Sunday, August 28, 2011

back in action.

Back in Wilmore, Kentucky. Back in classes, anxiously looking at the clock for the time to depart to arrive. Back in the daily grind of soccer practice. Back in the caf, with all of its glorious options and tasty treats. Back to my roommate, Kate Wenger, and her precious optimism and sincere care for me. Back to Southland and The Vineyard. Back to sipping coffee at Hiccup and waking early to go to work. Back to studying on weekends, and going crazy all the time. Back to cliff-jumping, rope-swinging, and hiking.

Pretty much, back in action.

I am writing this from Common Grounds in Lexington, KY, probably one of my favorite coffee shops eva. It is an old house on UK's campus that has been turned into this artsy old coffee shop, and all the bedrooms just have big comfy chairs, couches, and old beaten up tables in them. On Friday and Saturday nights they have live music. This is a favorite place of mine to come to on Sunday afternoons to get some work/no work done.



I mean come on, who doesn't love a Henna piano in a coffee shop?


Didn't happen while I was here, this was some crazy fun Friday/Saturday night.


Seat by an open window on a beautiful Sunday with Oatmeal Squares, some Jon Thurlow, and my Bible? Um, yes please.





I am so excited to be back here, I feel like I am in MY place, MY comfort zone, just...ME. However, I am anything but comfortable, because I feel like everything is completely different. I am hanging out with different people, living in a different room, participating in different activities, and in different classes. The more different things are, the more I realize things are never supposed to stay the same. If things never grew, never developed, then God's seed would not be growing in me, and I would be stagnant.

I want to be anything and everything but complacent.

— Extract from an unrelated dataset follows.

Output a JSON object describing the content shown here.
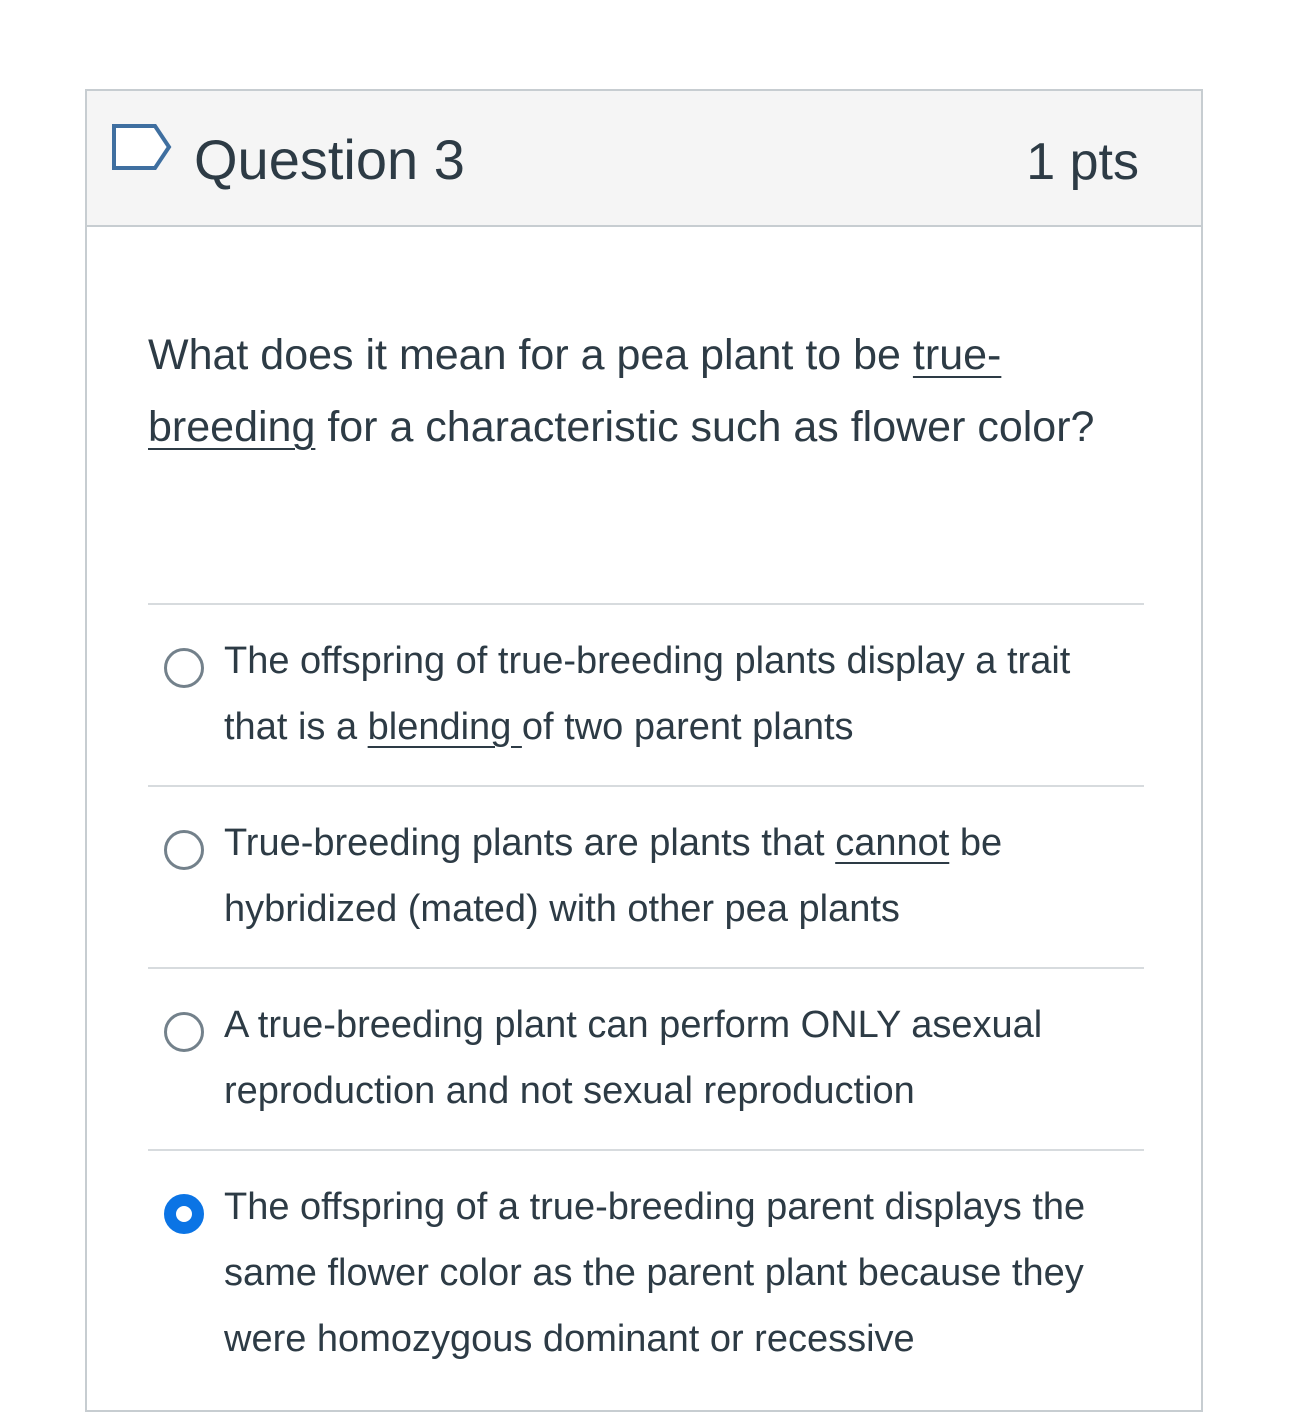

This year is a year of the NEW and the NOW. I want to live out the Gospel like I never have before. I want to be humbled like I have never experienced. I want to learn so much more not only about the world, but about myself. I want my stubborn heart to be transformed into something new and breath-taking and unrecognizable. I want to be an instrument of peace in a world of darkness. I want to learn names of people. I want to break down walls and barriers in my own heart and in the hearts of others.

I want to be a warrior.

I mean, isn't that what we're called to be anyway? Here we are, placed on this earth to fight the battle of good and evil. But want to know something wonderful? The battle has already been won, my Beloved has already won, your Father has already staked His claim over you and your soul, and we get to rest in that.

Now, resting does not mean complacency. No, it means so much more than that. Resting means security in the knowledge that our identity does not live on this earth, and it will not fade like the flowers of the field or die like the birds of the sky. Our identity lives in the blood that was spilled for us by Christ Jesus! How much more blessed could we be?

I don't want to waste this time I have been given on this Earth to glorify my King. I will mess up daily, constantly never living up to the grace I am given, but that is not important. What is important is that I AM LIVING. I don't want to live for me, and what a better time to start than now?

This year is going to be crazy, busy, full of heartache, laughter, anger, frustration, school work, adventures, good food, bad food, the Holy Spirit, prayer, devotion, and sacrifice. And I can not wait.

The beginning of this year has already presented itself with its own special kind of troubles, and I have felt the full wrath of the devil on my heart. But he has no claim on me, and he can not break the hold of my God.


"The Lord is close to the brokenhearted, He rescues those whose spirits are crushed. The righteous person may face many troubles, but the Lord comes to the rescue each time. For the Lord protects the bones of the righteous; not one of them is broken!"